Skip to Content

Looking back on the laser of Schawlow and Townes, and looking forwards to the generation of gravitational radiation.


In their historic 1958 paper, Schawlow and Townes proposed the use of stimulated emission for generating macroscopically coherent light.  Here it is proposed that the use of charged, macroscopically coherent quantum matter can lead to the efficient generation of gravitational waves by means of transduction from electromagnetic waves.

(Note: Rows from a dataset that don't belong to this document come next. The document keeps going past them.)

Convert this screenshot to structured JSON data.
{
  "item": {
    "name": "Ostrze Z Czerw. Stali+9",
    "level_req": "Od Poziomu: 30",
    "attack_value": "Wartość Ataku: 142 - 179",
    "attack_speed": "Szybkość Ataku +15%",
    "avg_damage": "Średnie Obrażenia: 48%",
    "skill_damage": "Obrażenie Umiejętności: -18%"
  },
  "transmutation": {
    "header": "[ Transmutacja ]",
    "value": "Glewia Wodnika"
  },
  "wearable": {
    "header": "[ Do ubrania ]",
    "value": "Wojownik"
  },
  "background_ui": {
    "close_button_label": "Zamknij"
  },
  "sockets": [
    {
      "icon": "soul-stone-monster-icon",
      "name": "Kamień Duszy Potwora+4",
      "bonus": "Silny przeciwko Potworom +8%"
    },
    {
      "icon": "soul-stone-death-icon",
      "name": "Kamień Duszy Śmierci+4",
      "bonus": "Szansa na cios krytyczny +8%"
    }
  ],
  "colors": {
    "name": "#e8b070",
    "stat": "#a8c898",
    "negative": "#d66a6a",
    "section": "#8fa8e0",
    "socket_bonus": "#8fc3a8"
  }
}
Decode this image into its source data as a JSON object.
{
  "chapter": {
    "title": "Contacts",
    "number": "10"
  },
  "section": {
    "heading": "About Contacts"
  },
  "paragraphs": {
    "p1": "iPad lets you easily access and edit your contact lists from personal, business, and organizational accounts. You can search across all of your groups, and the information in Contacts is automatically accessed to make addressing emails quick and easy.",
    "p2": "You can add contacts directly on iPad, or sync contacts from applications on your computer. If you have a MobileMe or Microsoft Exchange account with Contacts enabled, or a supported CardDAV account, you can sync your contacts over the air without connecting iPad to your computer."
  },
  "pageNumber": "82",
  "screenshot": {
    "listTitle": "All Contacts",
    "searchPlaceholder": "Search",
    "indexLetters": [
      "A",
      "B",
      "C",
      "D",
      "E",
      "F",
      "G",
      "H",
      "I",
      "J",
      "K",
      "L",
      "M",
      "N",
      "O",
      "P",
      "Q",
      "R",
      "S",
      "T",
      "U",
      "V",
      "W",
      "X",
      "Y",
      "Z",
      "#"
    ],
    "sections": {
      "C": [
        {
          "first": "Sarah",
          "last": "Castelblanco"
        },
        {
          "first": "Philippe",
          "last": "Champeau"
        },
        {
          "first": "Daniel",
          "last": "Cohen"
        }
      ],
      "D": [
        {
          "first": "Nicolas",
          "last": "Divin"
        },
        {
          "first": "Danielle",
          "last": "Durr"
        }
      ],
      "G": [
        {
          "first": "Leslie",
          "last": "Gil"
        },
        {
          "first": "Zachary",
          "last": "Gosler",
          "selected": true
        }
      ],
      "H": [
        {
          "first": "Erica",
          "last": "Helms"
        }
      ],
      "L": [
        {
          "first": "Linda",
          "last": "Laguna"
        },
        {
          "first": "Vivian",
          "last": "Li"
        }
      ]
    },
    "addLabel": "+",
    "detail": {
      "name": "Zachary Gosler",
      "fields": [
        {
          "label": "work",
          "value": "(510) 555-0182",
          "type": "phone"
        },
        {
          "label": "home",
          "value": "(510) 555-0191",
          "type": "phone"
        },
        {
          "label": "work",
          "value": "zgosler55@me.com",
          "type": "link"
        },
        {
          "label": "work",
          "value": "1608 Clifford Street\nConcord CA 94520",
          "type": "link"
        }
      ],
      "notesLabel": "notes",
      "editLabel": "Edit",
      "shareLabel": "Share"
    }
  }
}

The interaction of charged, macroscopically coherent quantum systems, such as a pair of charged superconducting spheres, with both electromagnetic (EM) and gravitational (GR) waves, will be considered. When the charge-to-mass ratio of a pair of identical, levitated superconducting spheres is adjusted so as to satisfy the "criticality" condition $Q/M=\sqrt{4{\pi}{\epsilon_{0}}G}$, where $\epsilon_{0}$ is the permittivity of free space, and $G$ is Newton's gravitational constant, the gravitational force of attraction will be balanced against the electrostatic force of repulsion between the two spheres, which are freely floating in space.  At criticality, when these two spheres are set in simple harmonic motion relative to each other by, say, a passing GR wave, they will radiate equal amounts of quadrupolar GR and EM radiation.  The superconducting spheres possess an energy gap (the BCS gap) separating the ground state from all excited states.  At sufficiently low temperatures with respect to the BCS gap, all dissipative degrees of freedom of the spheres will be frozen out by the Boltzmann factor.  Then at criticality, there will be an equipartition of both kinds of incident radiation upon scattering.  This implies that a Hertz-like experiment, i.e., a GR transmitter-receiver experiment, should be experimentally feasible.  I will present theoretical and experimental progress on this problem.